بِسۡمِ ٱللَّهِ ٱلرَّحۡمَٰنِ ٱلرَّحِيمِ

أَتُتۡرَكُونَ فِي مَا هَٰهُنَآ ءَامِنِينَ ١٤٦

Siz burada güven içinde bırakılacak mısınız:

– Elmalılı (Sadeleştirilmiş)

فِي جَنَّٰتٖ وَعُيُونٖ ١٤٧

cennetler, pınarlar,

– Elmalılı (Sadeleştirilmiş)

وَزُرُوعٖ وَنَخۡلٖ طَلۡعُهَا هَضِيمٞ ١٤٨

salkımları sarkmış hurmalar, ekinler içinde?
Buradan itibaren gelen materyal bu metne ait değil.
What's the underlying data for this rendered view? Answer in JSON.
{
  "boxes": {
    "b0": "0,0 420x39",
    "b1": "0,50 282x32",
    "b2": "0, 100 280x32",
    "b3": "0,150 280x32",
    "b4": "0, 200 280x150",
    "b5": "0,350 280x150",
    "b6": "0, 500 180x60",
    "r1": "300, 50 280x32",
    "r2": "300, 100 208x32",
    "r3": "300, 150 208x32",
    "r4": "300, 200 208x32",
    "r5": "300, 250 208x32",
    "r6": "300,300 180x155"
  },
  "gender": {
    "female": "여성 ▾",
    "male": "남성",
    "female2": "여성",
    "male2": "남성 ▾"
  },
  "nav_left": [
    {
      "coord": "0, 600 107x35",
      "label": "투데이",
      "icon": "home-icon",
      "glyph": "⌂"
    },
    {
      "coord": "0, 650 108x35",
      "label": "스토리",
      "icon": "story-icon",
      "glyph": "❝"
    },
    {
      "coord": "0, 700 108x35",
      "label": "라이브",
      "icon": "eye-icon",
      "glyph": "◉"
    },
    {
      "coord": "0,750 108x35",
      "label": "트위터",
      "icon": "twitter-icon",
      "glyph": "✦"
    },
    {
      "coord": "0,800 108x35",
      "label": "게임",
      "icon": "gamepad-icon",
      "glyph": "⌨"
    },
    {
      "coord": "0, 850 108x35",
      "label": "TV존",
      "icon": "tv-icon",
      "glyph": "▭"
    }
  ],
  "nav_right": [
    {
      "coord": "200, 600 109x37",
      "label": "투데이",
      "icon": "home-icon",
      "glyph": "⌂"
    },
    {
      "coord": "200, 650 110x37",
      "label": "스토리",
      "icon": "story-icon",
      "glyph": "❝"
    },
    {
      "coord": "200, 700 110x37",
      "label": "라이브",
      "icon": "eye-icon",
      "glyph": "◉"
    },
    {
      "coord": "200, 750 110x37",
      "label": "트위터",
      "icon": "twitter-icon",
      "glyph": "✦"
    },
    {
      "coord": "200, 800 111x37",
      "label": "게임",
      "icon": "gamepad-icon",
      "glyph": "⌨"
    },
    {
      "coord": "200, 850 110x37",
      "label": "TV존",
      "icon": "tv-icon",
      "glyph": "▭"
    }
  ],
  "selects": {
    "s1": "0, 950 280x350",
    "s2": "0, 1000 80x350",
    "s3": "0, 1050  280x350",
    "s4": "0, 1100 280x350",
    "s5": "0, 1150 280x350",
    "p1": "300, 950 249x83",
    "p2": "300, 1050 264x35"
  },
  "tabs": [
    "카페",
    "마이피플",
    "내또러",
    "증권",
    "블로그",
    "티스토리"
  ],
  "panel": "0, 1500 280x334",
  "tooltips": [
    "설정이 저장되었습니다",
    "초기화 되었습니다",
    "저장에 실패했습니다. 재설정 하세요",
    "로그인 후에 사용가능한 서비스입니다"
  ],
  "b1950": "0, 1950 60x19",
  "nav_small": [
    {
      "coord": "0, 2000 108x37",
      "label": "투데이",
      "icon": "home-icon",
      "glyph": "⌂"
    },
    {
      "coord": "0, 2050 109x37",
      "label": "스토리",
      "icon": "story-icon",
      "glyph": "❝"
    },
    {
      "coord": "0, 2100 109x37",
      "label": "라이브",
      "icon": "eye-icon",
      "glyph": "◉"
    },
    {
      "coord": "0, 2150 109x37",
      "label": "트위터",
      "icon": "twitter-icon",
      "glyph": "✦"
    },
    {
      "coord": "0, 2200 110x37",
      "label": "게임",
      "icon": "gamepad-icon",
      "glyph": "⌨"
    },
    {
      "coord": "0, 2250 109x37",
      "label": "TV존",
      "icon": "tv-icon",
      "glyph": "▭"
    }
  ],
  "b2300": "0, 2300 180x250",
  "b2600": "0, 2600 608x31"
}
– Elmalılı (Sadeleştirilmiş)

وَتَنۡحِتُونَ مِنَ ٱلۡجِبَالِ بُيُوتٗا فَٰرِهِينَ ١٤٩

Ki bir de dağlardan keyifli keyifli evler yontuyorsunuz?

– Elmalılı (Sadeleştirilmiş)

فَٱتَّقُواْ ٱللَّهَ وَأَطِيعُونِ ١٥٠

Gelin, Allah'tan korkun da bana itaat edin.

– Elmalılı (Sadeleştirilmiş)

وَلَا تُطِيعُوٓاْ أَمۡرَ ٱلۡمُسۡرِفِينَ ١٥١

İtaat etmeyin o kimselere

– Elmalılı (Sadeleştirilmiş)

ٱلَّذِينَ يُفۡسِدُونَ فِي ٱلۡأَرۡضِ وَلَا يُصۡلِحُونَ ١٥٢

ki, yeryüzünü fesada verirler de ıslah etmezler.»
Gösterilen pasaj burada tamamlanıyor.